Two functions $ f $ and $ g $ are said to be orthogonal if their inner product $ \langle f,g\rangle $ is 0. Just like basis vectors in a finite vector space, a set of orthogonal functions can form an infinite basis in a function space and a linear sum of these basis functions can describe any function in that function space.

For functions that are periodic over $ -L < x \leq L $ with a period of $ 2L, $ the fourier components $ \rightarrow $ $ \sin(\frac{\pi x}{L}), \cos(\frac{\pi x}{L}), \sin(\frac{2\pi x}{L}), \cos(\frac{2\pi x}{L})... $ and so on form a complete orthogonal set that can be used to describe these functions. This means that increasing the amplitude of one of the components does not affect the other components, so changing the amount of any frequency contained in a signal leaves all the other frequencies unaffected.

Description

Finally, you can see the components of the series, the power spectrum and the resultant Fourier series displayed all at once. You can select one of the example functions from the previous sections, or input your own custom function, and see how all the elements work together to build a Fourier series.

How To Use Custom Functions

To specify a custom function, select custom from the drop down menu and input your desired function into the input for $ f(x). $

The period slider forces the function you have specified to be periodic over $ -L < x \leq L. $ For example if $ f(x) = \sin(x) $ with $ L = 1, $ this is the sine function but cut at $ x = \pm 1 $ and forced to be periodic over just this range (not the full $ 2\pi $ period).

The following functions can be used:

Trigonometric functions (e.g. sin(), cos())
Trigonometric inverses (e.g. arcsin(), arccos())
Hyperbolic functions (e.g. sinh(), cosh())
Hyperbolic inverses (e.g. arsinh(), arcosh())
Exponentials and logs (e.g. exp(), log())

Syntax

Entering $ 5x $ does not work: instead you should write 5*x.

Write exponents as a^(exponent), so $ x^2 $ is written as x^2.

Functions should be real and fully defined over the domain, for example $ log(x) $ is imaginary for values less than zero, so does not work.

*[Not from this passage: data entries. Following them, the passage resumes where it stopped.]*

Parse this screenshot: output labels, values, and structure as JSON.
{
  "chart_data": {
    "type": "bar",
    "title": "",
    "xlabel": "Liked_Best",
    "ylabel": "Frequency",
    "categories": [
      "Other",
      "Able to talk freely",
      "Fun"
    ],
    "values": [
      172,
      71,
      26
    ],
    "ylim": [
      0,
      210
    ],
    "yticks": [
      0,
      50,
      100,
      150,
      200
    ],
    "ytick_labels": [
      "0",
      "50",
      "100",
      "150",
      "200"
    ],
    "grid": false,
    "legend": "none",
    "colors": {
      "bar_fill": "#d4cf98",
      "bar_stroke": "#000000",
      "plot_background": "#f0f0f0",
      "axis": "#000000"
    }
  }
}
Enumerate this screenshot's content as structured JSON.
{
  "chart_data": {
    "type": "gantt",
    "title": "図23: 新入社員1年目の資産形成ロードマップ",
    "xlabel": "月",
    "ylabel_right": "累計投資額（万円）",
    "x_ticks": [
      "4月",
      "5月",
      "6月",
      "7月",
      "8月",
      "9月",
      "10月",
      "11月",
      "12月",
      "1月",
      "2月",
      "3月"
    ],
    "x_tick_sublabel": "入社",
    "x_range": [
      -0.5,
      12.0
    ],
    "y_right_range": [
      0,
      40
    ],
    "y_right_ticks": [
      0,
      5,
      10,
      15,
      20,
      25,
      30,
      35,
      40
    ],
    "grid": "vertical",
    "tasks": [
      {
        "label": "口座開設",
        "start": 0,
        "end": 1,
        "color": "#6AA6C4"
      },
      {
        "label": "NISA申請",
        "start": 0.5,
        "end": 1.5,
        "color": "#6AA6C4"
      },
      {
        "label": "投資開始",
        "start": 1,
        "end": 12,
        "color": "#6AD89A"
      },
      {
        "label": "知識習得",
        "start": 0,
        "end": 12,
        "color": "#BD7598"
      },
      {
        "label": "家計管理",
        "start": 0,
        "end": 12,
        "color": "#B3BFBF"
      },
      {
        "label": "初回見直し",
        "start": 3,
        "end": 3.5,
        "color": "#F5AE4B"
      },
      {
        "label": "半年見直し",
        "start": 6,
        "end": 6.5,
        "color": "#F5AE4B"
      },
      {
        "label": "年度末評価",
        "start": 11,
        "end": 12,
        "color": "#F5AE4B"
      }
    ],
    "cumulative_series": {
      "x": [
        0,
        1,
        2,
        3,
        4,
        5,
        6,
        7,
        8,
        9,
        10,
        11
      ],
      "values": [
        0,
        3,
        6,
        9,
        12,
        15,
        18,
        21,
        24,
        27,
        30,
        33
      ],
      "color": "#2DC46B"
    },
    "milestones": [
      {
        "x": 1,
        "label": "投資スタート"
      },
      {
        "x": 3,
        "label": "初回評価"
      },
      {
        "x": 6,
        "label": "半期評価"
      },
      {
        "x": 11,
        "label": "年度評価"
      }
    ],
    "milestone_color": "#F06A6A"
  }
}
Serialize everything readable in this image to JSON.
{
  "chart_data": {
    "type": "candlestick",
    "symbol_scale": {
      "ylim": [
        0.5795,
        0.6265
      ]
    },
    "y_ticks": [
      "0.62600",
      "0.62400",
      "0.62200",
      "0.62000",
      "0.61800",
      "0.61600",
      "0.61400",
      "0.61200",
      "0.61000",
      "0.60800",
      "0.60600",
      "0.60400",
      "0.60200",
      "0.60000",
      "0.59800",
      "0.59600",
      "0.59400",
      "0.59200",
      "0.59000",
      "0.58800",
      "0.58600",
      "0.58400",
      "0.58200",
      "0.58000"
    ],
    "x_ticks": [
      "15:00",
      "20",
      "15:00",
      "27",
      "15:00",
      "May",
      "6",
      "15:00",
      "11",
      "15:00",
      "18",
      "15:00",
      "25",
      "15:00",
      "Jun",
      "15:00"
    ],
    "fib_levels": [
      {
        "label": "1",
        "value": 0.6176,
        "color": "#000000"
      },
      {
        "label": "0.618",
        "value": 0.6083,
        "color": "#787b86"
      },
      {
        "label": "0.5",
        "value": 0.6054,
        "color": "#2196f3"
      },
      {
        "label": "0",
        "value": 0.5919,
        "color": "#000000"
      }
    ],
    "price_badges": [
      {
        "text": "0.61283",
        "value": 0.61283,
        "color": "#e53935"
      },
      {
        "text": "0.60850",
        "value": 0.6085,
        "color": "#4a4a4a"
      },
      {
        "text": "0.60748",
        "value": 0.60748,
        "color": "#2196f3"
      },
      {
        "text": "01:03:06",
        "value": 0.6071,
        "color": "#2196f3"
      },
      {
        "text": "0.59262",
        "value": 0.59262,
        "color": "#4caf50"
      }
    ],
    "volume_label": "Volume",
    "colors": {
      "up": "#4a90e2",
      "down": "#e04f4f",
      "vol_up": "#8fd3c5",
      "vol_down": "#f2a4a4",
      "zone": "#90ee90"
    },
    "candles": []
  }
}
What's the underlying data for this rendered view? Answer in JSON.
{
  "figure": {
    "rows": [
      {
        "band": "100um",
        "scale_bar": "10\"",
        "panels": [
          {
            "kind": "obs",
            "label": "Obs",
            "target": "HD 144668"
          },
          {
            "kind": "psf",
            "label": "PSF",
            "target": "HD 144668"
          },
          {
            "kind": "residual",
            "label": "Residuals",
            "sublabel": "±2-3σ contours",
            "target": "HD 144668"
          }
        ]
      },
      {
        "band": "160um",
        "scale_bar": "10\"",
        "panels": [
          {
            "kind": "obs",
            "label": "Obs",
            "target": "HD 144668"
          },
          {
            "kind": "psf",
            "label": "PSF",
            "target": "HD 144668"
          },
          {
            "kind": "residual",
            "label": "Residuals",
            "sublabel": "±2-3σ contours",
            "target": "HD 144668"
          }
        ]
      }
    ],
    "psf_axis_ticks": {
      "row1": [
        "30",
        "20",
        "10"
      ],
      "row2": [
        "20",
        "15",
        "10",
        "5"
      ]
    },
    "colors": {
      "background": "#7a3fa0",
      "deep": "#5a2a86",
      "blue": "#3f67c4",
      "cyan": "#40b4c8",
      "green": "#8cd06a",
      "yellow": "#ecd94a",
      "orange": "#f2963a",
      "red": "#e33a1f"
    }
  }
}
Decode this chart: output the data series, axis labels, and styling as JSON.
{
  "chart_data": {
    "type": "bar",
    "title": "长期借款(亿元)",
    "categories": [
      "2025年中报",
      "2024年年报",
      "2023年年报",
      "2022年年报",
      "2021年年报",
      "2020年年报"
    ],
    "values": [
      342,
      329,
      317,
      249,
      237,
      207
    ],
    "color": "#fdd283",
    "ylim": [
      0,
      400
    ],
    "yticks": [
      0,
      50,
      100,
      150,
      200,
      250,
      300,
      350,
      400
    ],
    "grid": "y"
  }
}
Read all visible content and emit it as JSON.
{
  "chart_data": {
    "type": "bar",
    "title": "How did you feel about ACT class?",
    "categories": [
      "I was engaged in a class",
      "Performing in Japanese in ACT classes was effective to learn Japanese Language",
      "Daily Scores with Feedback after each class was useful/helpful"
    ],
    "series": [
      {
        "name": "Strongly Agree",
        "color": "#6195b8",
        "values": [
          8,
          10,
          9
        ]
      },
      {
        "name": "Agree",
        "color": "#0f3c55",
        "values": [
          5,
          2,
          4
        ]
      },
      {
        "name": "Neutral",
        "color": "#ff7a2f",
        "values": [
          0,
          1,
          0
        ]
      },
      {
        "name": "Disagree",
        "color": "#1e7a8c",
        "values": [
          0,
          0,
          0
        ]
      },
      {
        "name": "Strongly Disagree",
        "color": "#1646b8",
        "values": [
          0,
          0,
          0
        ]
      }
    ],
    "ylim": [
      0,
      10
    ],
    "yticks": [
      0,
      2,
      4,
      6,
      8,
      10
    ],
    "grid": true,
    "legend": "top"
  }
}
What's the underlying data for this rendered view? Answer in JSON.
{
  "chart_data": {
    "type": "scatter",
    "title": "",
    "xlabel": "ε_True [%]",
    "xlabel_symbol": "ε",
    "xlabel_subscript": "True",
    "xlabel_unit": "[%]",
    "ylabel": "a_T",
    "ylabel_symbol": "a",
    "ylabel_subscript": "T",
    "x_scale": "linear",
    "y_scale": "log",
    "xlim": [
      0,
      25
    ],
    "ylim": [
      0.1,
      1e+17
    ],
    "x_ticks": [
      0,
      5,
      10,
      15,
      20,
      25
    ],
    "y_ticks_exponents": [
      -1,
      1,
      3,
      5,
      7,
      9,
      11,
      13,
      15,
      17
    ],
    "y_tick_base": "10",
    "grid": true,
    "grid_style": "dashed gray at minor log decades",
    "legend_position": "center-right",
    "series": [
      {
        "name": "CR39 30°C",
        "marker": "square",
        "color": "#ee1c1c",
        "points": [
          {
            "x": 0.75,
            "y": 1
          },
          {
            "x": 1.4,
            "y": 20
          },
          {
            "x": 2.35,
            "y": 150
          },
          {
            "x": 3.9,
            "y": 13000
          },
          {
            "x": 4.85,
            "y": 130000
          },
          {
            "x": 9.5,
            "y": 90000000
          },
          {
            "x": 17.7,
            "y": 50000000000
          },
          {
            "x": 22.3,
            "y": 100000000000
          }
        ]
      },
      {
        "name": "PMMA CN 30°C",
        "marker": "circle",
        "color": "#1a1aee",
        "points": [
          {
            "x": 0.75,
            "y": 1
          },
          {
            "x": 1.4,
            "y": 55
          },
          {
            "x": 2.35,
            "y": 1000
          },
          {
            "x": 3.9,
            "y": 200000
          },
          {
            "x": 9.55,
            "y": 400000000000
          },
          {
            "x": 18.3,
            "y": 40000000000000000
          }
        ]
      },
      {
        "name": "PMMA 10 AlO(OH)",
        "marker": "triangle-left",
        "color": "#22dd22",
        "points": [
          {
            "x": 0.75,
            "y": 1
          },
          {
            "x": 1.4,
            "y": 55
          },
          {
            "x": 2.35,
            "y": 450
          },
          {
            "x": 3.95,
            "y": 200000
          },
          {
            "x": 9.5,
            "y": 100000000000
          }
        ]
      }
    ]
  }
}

$ log(x+1) $ does not work either (with a period of 1), since log is undefined at zero, however $ log(1+x^2) $ does work for all periods, since it is defined over the whole domain and is real.

In a Fourier Series, if the range over which the function is periodic, $ L $ goes to infinity, this function is no longer periodic. To treat such a function, we would use Fourier Transform.

At its core, the Fourier Transform converts the function from one domain to another.

For example, by performing a Fourier Transform of a wave packet in the time domain, we can transform the wave packet into the frequency domain. This can make analysis (such as differentiation) much easier than performing it in the original domain.

One major application of Fourier Transform is in sound signal editing. Sound data is picked up by a microphone which records the pressure variation of air against time. When a Fourier Transform is performed, the relative intensities of the constituent frequencies that make up the signal is broken down, making it easier for sound correction and timbre analysis.

Visualisation Guide

On the left, we see a top-hat function that we intend to perform a Fourier Transform on. The graph on the right shows the Fourier Transform of the top hat function. We have represented the top hat graph in the frequency space.

The Fourier Transform graph gives the relative "intensity" of the respective frequencies that make up the top-hat graph.